You’re building. Your AI coding agent should adapt to you, not the other way around. Ahmad Awais, discussing Command Code's "Taste" system on Latent Space, revealed how AI can now automatically learn your exact coding preferences and patterns, reducing manual steering to zero.

Awais explained that most AI agents struggle with consistency because they lack deep understanding of individual or team coding styles. Generic advice falls flat. "Taste" flips that script by continuously observing your micro-decisions – like favoring pnpm over npm or Vitest over Jest – and encoding them into transparent, self-managing files.

This isn't just about convenience; it's about compounding efficiency. Awais noted a study with over 70 developers who saw their number of manual edits and steers "go down" significantly because the LLM was aligning with their learned "taste" preferences. This system liberates founders and builders from constantly re-explaining their preferred stack or design patterns, allowing them to focus on shipping.

Key Takeaways

  • Command Code's "Taste" system uses a “meta-neuro-symbolic model” to automatically learn and manage your specific coding preferences, eliminating the need for constant manual intervention.
  • Unlike brittle, hand-written rules, "Taste" continuously observes your coding behaviors (e.g., preferred package managers, testing frameworks) and stores these insights in transparent files within your Git repository.
  • These automatically generated "taste files" are self-correcting, updating preferences as your project evolves (e.g., switching from Commander to Meow for CLIs), ensuring AI agents always reflect current practice.
  • A study with 70+ developers demonstrated that this AI alignment dramatically reduces the number of manual edits or steers required from the developer.
  • The system’s full power is best understood through its specific components, as outlined in the Command Code "Taste" System framework below.

The Command Code "Taste" System for AI Agent Customization

  • Automatic Preference Learning: command code automatically learns from you on a per repository basis...things that it sees as like repeated preferences and patterns across your work, right? For example, 'If you see me prefer pnpm a lot, but publish or link my local CLI with npm global link, right? They'd learn that I prefer pnpm for installing packages in almost every other thing, but when I'm linking my CLI locally, I'm using npm.'
  • Transparent "Taste" Files: The entire idea is that your skills are being automatically learned and automatically managed and they're absolutely transparent. They are in your repository, not in our model. So, you're reviewing it in every PR. You're looking at like, 'Yeah, I don't want to you know, save something like this or what not.' These files are markdown.
  • Continuous Management & Self-Correction: Taste is this automatic engine of sorts that is that is creating skills for you, making sure they're not stale... if an LLM already knows about something, it should not end up in your you know, skill or taste file. That is absolutely useless context. For instance, 'if you are using Commander for building CLIs and now in this particular project you start using Meow, it will replace that for you.'
  • Manual Overrides and Merging: you can come in and edit it yourself as well. It's a markdown file. We don't know how to merge different taste files. It is extremely uh a human endeavor... So we made it very very transparent.

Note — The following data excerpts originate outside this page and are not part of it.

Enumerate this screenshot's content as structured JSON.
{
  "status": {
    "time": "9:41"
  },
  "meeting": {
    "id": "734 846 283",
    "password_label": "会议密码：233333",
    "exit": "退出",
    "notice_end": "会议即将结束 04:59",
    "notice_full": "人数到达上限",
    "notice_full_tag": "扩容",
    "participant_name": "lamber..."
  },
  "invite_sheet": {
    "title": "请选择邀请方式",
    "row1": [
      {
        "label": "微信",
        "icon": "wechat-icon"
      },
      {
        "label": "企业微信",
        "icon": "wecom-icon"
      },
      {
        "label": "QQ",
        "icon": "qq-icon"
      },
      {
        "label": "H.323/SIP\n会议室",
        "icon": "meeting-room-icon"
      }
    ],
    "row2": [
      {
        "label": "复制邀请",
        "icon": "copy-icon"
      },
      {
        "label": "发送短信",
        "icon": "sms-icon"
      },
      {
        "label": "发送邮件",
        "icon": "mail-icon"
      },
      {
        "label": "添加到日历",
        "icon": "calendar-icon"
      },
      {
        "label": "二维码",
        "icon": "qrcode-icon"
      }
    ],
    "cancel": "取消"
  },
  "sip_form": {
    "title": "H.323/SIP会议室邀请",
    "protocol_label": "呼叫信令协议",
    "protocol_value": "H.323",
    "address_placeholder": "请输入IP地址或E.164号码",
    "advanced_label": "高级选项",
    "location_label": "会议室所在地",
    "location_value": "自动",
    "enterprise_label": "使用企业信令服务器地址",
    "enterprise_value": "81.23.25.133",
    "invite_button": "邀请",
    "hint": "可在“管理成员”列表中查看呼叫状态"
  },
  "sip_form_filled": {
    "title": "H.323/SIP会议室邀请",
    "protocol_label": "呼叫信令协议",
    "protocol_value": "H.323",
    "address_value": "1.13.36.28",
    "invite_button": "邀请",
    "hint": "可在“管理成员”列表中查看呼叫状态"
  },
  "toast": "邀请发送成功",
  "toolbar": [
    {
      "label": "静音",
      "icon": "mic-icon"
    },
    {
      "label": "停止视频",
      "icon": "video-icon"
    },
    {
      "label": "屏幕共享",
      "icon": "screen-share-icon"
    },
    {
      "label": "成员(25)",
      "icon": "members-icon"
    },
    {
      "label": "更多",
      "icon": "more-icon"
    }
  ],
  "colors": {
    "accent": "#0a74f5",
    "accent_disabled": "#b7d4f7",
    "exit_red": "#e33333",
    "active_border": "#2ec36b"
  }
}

When This Works (and When It Doesn't)

This system truly shines when you're working on established codebases or building new features within existing architectural patterns. As Awais put it, “It improves my workflow without me having to take care of it. And over, you know, over the time it basically compounds a lot.” The system learns from your real-world activity, making the AI agent feel like a true extension of your team's muscle memory. Its strength lies in capturing implicit preferences that are often too granular or time-consuming to explicitly codify.

However, this approach has limits. For entirely greenfield projects with no established patterns, or when a team is intentionally trying to break from old habits and establish radically new ones, the "Taste" system might initially resist. It's designed to reinforce learned preferences, not to invent them. Similarly, while it supports manual overrides, merging wildly divergent "taste files" across large, uncoordinated teams could still present human-level coordination challenges, as the system itself doesn't automate this merging.

What to Do With This

If you're a founder or lead developer, integrate a "Taste" system into your team's workflow to automate the capture of your engineering culture. Imagine you're spinning up a new microservice that needs to adhere to your company's existing preferences for, say, Fastify for Node.js APIs, React Query for data fetching, and Zod for schema validation. Instead of writing verbose prompts or detailed documentation:

1. Automatic Preference Learning: Let Command Code observe your initial scaffolding and a few commits. Don't tell it your preferences directly; let it infer them from your real code.

2. Transparent "Taste" Files: After a short period, check your repository for the generated markdown files. Review these "taste files" in your next pull request. You'll see the AI's learned preferences clearly documented, allowing you to instantly catch any misinterpretations or outdated patterns.

3. Continuous Management & Self-Correction: As your project evolves, if you decide to swap out React Query for SWR, continue coding. The system should automatically detect this shift and update the preference in the taste file, keeping your AI agent aligned without any manual effort.

4. Manual Overrides and Merging: If your team explicitly decides to adopt a new linting standard or a different testing runner that the AI hasn't yet inferred, simply open the taste markdown file and edit it directly. This ensures human intent always holds the final authority over the AI's learned patterns.